Since its launch in 2016, Essilor Vision Foundation Australia has focused on bringing good vision to school children and underserved communities. To date, with the help of local optometrists and many partner organizations, the Foundation has screened over 17,000 people and equipped those in need with a free pair of spectacles.
Among the 17,000 are hundreds of migrants lacking basic health care. The screenings showed 90% of them were suffering from uncorrected poor vision, many had such bad eye sight, Jo Thomas, a South Australian optometrist, was left wondering how they had coped for so many years. We spoke to Jo, who regularly treats patients at a Migrant Health center, about her experience giving the gift of good vision.
From your experience, do you know if the migrants had previously access to vision correction?
Most have come from camps in countries like Turkey and Lebanon. In any event their backgrounds are generally subsistence agriculture where access to services is limited, if at all. Their appointment with me at Migrant Health is their first experience with optometry and vision care and some of the prescriptions needed are very strong. One wonders how they could have gotten along for so many years with such poor vision.

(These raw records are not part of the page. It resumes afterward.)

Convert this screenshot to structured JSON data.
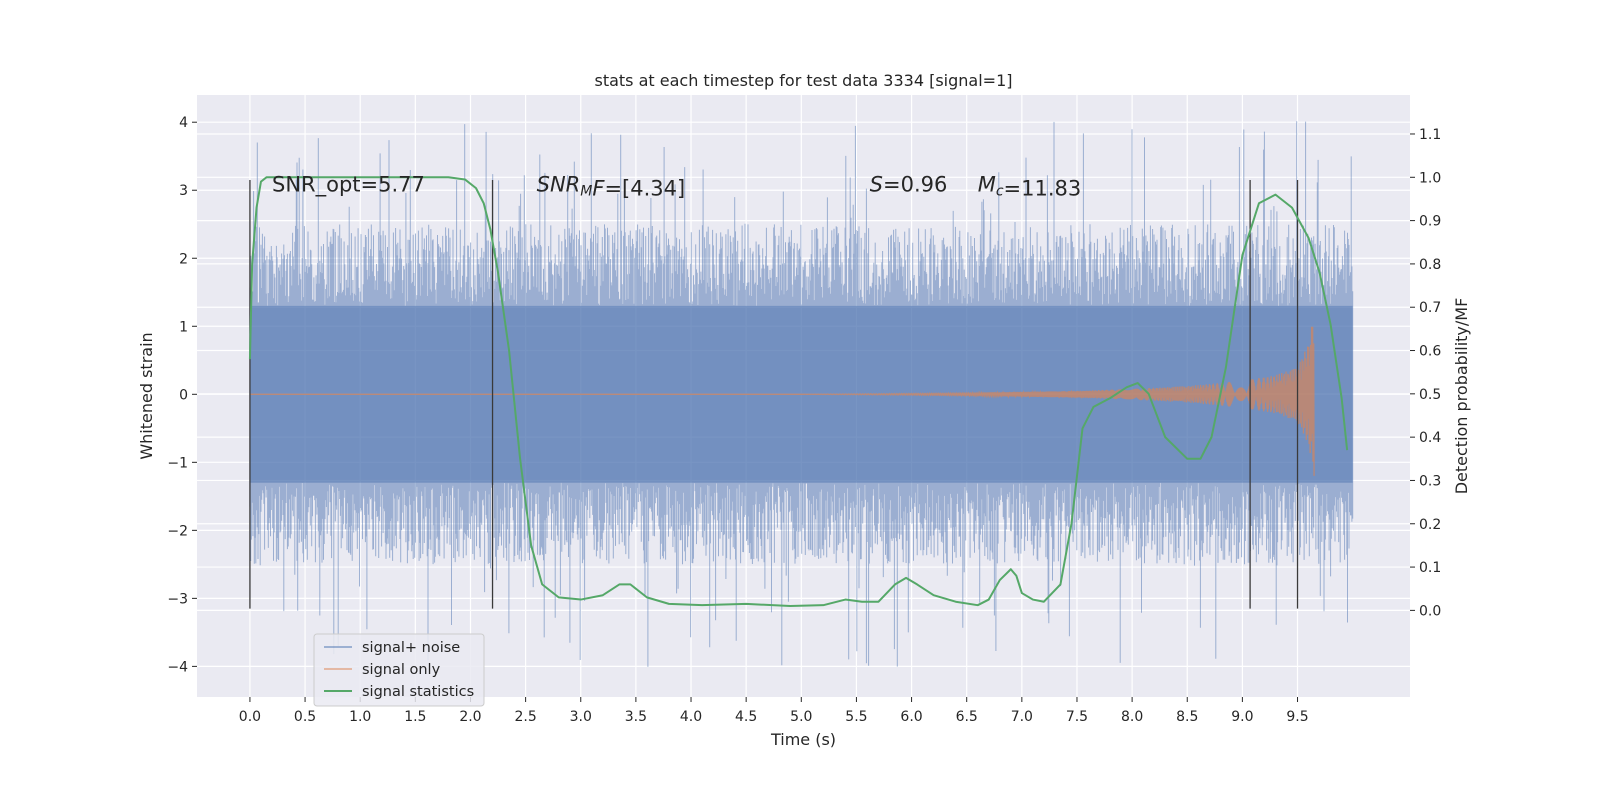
{
  "chart_data": {
    "type": "line",
    "title": "stats at each timestep for test data 3334 [signal=1]",
    "xlabel": "Time (s)",
    "ylabel": "Whitened strain",
    "y2label": "Detection probability/MF",
    "xlim": [
      -0.48,
      10.52
    ],
    "ylim": [
      -4.45,
      4.4
    ],
    "y2lim": [
      -0.2,
      1.19
    ],
    "grid": true,
    "background": "#eaeaf2",
    "x_ticks": [
      0.0,
      0.5,
      1.0,
      1.5,
      2.0,
      2.5,
      3.0,
      3.5,
      4.0,
      4.5,
      5.0,
      5.5,
      6.0,
      6.5,
      7.0,
      7.5,
      8.0,
      8.5,
      9.0,
      9.5
    ],
    "x_tick_labels": [
      "0.0",
      "0.5",
      "1.0",
      "1.5",
      "2.0",
      "2.5",
      "3.0",
      "3.5",
      "4.0",
      "4.5",
      "5.0",
      "5.5",
      "6.0",
      "6.5",
      "7.0",
      "7.5",
      "8.0",
      "8.5",
      "9.0",
      "9.5"
    ],
    "y_ticks": [
      -4,
      -3,
      -2,
      -1,
      0,
      1,
      2,
      3,
      4
    ],
    "y_tick_labels": [
      "−4",
      "−3",
      "−2",
      "−1",
      "0",
      "1",
      "2",
      "3",
      "4"
    ],
    "y2_ticks": [
      0.0,
      0.1,
      0.2,
      0.3,
      0.4,
      0.5,
      0.6,
      0.7,
      0.8,
      0.9,
      1.0,
      1.1
    ],
    "y2_tick_labels": [
      "0.0",
      "0.1",
      "0.2",
      "0.3",
      "0.4",
      "0.5",
      "0.6",
      "0.7",
      "0.8",
      "0.9",
      "1.0",
      "1.1"
    ],
    "annotations": [
      {
        "x": 0.2,
        "y": 3.1,
        "parts": [
          {
            "text": "SNR_opt=5.77",
            "style": "normal"
          }
        ]
      },
      {
        "x": 2.6,
        "y": 3.1,
        "parts": [
          {
            "text": "SNR",
            "style": "italic"
          },
          {
            "text": "M",
            "style": "italic-sub"
          },
          {
            "text": "F",
            "style": "italic"
          },
          {
            "text": "=[4.34]",
            "style": "normal"
          }
        ]
      },
      {
        "x": 5.62,
        "y": 3.1,
        "parts": [
          {
            "text": "S",
            "style": "italic"
          },
          {
            "text": "=0.96",
            "style": "normal"
          }
        ]
      },
      {
        "x": 6.6,
        "y": 3.1,
        "parts": [
          {
            "text": "M",
            "style": "italic"
          },
          {
            "text": "c",
            "style": "italic-sub"
          },
          {
            "text": "=11.83",
            "style": "normal"
          }
        ]
      }
    ],
    "vlines": [
      {
        "x": 0.0,
        "ymin": -3.15,
        "ymax": 3.15
      },
      {
        "x": 2.2,
        "ymin": -3.15,
        "ymax": 3.15
      },
      {
        "x": 9.07,
        "ymin": -3.15,
        "ymax": 3.15
      },
      {
        "x": 9.5,
        "ymin": -3.15,
        "ymax": 3.15
      }
    ],
    "series": [
      {
        "name": "signal+ noise",
        "color": "#4c72b0",
        "axis": "left",
        "kind": "noise",
        "x_range": [
          0.0,
          10.0
        ],
        "typical_range": [
          -1.3,
          1.3
        ],
        "envelope_range": [
          -2.5,
          2.5
        ],
        "extreme_range": [
          -4.05,
          4.05
        ]
      },
      {
        "name": "signal only",
        "color": "#dd8452",
        "axis": "left",
        "kind": "chirp",
        "x_range": [
          0.0,
          9.65
        ],
        "envelope": {
          "x": [
            0.0,
            5.0,
            6.5,
            7.5,
            8.0,
            8.5,
            9.0,
            9.3,
            9.5,
            9.6,
            9.65
          ],
          "amp": [
            0.0,
            0.0,
            0.02,
            0.05,
            0.08,
            0.12,
            0.2,
            0.28,
            0.4,
            0.75,
            1.2
          ]
        }
      },
      {
        "name": "signal statistics",
        "color": "#55a868",
        "axis": "right",
        "kind": "line",
        "x": [
          0.0,
          0.02,
          0.06,
          0.1,
          0.15,
          0.25,
          0.4,
          0.6,
          1.0,
          1.5,
          1.8,
          1.95,
          2.05,
          2.12,
          2.18,
          2.25,
          2.35,
          2.45,
          2.55,
          2.65,
          2.8,
          3.0,
          3.2,
          3.35,
          3.45,
          3.6,
          3.8,
          4.1,
          4.5,
          4.9,
          5.2,
          5.4,
          5.55,
          5.7,
          5.85,
          5.95,
          6.05,
          6.2,
          6.4,
          6.6,
          6.7,
          6.8,
          6.9,
          6.95,
          7.0,
          7.1,
          7.2,
          7.35,
          7.45,
          7.55,
          7.65,
          7.8,
          7.95,
          8.05,
          8.15,
          8.3,
          8.5,
          8.62,
          8.72,
          8.85,
          9.0,
          9.15,
          9.3,
          9.45,
          9.6,
          9.7,
          9.8,
          9.9,
          9.95
        ],
        "y": [
          0.58,
          0.8,
          0.93,
          0.99,
          1.0,
          1.0,
          1.0,
          1.0,
          1.0,
          1.0,
          1.0,
          0.995,
          0.975,
          0.94,
          0.88,
          0.78,
          0.6,
          0.35,
          0.15,
          0.06,
          0.03,
          0.025,
          0.035,
          0.06,
          0.06,
          0.03,
          0.015,
          0.012,
          0.015,
          0.01,
          0.012,
          0.025,
          0.02,
          0.02,
          0.06,
          0.075,
          0.06,
          0.035,
          0.02,
          0.012,
          0.025,
          0.07,
          0.095,
          0.08,
          0.04,
          0.025,
          0.02,
          0.06,
          0.2,
          0.42,
          0.47,
          0.49,
          0.515,
          0.525,
          0.5,
          0.4,
          0.35,
          0.35,
          0.4,
          0.56,
          0.82,
          0.94,
          0.96,
          0.93,
          0.86,
          0.78,
          0.66,
          0.49,
          0.37
        ]
      }
    ],
    "legend": {
      "position": "lower-left",
      "entries": [
        "signal+ noise",
        "signal only",
        "signal statistics"
      ]
    }
  }
}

Kids love it when for the very first time in their lives, they can actually see clearly – the expression on their faces leaves a lasting memory.
Are most of them coming with their families, parents and their children?
I rarely see someone coming alone; patients are usually accompanied by parents and/or siblings. Many of them arrive through assisted migration so they’ve come here to rejoin their families. I also see young children in the age of 5 to 7, whereas initially I thought I’d only see older children as well as adults. Kids love it when for the very first time in their lives, they can actually see clearly – the expression on their faces leaves a lasting memory.
How do you think this can facilitate their daily lives?
One thing they have in common is their passion to learn English because without English integration is impossible. With older patients, in particular, I prefer to dispense bi-focals so they can attend English lessons whilst also manage their daily lives with good far distance vision too. But the task of explaining why reading glasses alone are not the answer can be a challenge.
I am privileged to be able to provide them with the gift of good vision together with Essilor Vision Foundation. I thoroughly enjoy giving back to my community.
Is there anything particular you experienced with your patients at Migrant Health that you would like to share?
Some of their life experiences are too difficult to comprehend, and indeed are indescribable. They think they arrived in heaven when they set foot in Australia and they receive medical support to make sure they are in the best health. And that includes ocular health. I am privileged to be able to provide them with the gift of good vision together with Essilor Vision Foundation. I thoroughly enjoy giving back to my community.